Na senda das patifarias godardianas, há um batalhão de momentos desrespeitosos para com os academismos da actividade cinematográfica, mas com um aroma de amadorismo que transmite uma genuína e afectuosa candura.
“Que vamos fazer esta noite?”, pergunta um dos indivíduos, e outro responde “Nada, para variar”. Três amigos dentro de um carro à procura não se sabe bem do quê. Apáticos, nihilistas, estrebuchando de vez em quando frases arrastadas e desencantadas. A juventude da classe média brasileira dos anos sessenta, altamente individualizada e ignorando as pretensões de um “mundo mais justo”. Leu-se, algures, que as personagens de Olho por olho podem equivaler-se às do A Clockwork Orange (Laranja Mecânica, 1971) na sua violência indiferente, com a pequenina e substancial diferença dos homens de Tonacci estarem bem enraizados num clima espacial e temporal bem definido, ao contrário dos delírios ficcionais de Burgess e Kubrick. Entra uma femme fatale no carro e suspeitamos que irá haver bordoada das grandes.
Notícias da actualidade de 1966 (Vietname, assassínios, propaganda política…) passam na rádio para serem logo interrompidas pelo avanço de músicas populares; não há paciência para o mundo, não se sabe o que fazer com ele. Os três apolíticos e sua amiga estão mais interessados em providenciarem para si mesmos uma tarde descontraída a dar cabo do físico a outros “inocentes” da população brasileira. “Deixa ver o jornal”, “Não há nada aí, não”. Isto em vésperas do “Verão do amor” alguns quilómetros mais a sul. Em Olho por olho, o verão é violento, não amoroso ou floreado.
Mas para lá desta vagabundagem sem sentido, registamos o impressionante registo documental da curta de Andrea, havendo momentos em que as personagens são quase ignoradas para se mergulhar nos ritmos diários de São Paulo, através da lente de um road movie urbano. Na senda das patifarias godardianas, há um batalhão de momentos desrespeitosos para com os academismos da actividade cinematográfica, mas com um aroma de amadorismo que transmite uma genuína e afectuosa candura. Olho por olho é daquele tipo de obras cuja restauração digital ou coisa semelhante deveria estar proibida por lei constitucional.

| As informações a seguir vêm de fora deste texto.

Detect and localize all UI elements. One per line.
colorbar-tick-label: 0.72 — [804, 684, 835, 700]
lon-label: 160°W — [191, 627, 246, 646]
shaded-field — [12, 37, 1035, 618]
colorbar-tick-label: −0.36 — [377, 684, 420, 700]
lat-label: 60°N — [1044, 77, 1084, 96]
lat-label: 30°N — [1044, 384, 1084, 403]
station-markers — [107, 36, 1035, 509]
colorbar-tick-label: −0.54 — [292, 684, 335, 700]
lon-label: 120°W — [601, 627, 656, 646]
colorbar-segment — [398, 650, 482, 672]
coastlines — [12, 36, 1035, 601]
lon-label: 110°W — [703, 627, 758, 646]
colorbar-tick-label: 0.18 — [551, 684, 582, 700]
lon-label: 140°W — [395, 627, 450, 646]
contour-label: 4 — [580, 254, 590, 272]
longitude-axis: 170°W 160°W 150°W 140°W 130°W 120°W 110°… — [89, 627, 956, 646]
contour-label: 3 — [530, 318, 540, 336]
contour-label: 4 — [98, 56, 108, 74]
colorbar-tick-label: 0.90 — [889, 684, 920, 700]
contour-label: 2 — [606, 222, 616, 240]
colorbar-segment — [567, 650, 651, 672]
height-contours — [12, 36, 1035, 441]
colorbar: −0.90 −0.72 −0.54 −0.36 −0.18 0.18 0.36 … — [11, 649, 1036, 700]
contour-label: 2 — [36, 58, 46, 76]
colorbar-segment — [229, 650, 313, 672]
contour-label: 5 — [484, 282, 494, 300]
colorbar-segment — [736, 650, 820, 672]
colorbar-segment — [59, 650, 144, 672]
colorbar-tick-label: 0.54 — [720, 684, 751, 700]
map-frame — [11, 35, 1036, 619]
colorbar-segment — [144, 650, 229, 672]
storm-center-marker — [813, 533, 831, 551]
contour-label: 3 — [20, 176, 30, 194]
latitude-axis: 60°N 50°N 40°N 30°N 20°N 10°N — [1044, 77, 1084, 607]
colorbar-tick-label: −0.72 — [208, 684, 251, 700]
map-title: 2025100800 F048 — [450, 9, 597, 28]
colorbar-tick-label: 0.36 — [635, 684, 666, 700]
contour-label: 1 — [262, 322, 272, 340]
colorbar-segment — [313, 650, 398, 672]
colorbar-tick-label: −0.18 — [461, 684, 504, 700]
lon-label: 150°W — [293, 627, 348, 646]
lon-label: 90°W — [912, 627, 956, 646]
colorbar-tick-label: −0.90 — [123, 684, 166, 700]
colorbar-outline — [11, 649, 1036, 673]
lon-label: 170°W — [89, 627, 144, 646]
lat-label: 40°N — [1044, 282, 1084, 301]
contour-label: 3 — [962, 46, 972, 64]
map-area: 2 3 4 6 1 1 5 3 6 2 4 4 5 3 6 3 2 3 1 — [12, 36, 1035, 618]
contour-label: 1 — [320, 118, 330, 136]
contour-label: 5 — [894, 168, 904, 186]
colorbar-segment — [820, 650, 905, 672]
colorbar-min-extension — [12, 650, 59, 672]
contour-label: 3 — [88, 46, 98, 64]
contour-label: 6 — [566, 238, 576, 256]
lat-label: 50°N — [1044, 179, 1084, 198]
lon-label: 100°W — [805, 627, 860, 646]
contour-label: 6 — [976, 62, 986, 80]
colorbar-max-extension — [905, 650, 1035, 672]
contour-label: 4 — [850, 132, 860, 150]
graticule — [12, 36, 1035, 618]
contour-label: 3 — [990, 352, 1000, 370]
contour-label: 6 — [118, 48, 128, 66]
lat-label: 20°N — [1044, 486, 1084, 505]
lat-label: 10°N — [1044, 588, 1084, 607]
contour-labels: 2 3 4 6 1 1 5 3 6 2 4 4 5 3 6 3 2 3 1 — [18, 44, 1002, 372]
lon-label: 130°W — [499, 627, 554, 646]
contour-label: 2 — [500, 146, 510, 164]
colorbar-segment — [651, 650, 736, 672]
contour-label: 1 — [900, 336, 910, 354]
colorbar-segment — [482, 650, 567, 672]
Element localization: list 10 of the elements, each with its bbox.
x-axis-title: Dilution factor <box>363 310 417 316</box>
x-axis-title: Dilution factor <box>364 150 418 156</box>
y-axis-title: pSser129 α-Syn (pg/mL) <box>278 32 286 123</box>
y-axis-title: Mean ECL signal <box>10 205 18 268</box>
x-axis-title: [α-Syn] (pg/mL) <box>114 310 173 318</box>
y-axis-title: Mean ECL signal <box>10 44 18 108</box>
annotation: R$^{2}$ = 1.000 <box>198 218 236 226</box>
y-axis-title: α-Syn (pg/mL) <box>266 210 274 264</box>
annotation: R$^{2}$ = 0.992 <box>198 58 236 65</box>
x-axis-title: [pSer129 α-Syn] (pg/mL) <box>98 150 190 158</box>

“É preciso acabar com esta palhaçada”, “Precisa é de mudar tudo”. Sim, mas não sabemos é como, e já lá vão mais de cinquenta anos. Também não muito inalterado tem permanecido o estatuto de Andrea Tonacci na história do cinema. Não sabemos as razões nem queremos saber. Os filmes estão por aí, para quem os quiser ver. Com uns dinheiros de herança, talvez fundemos um festival “do cinema”, cujo primeiro (Super) Herói Independente será Tonacci. Até lhe comprarei uma capa. E o cineasta poderá, na altura, afirmar que “esta é a terceira vez que me que convidam para mostrar filmes meus fora do Brasil”.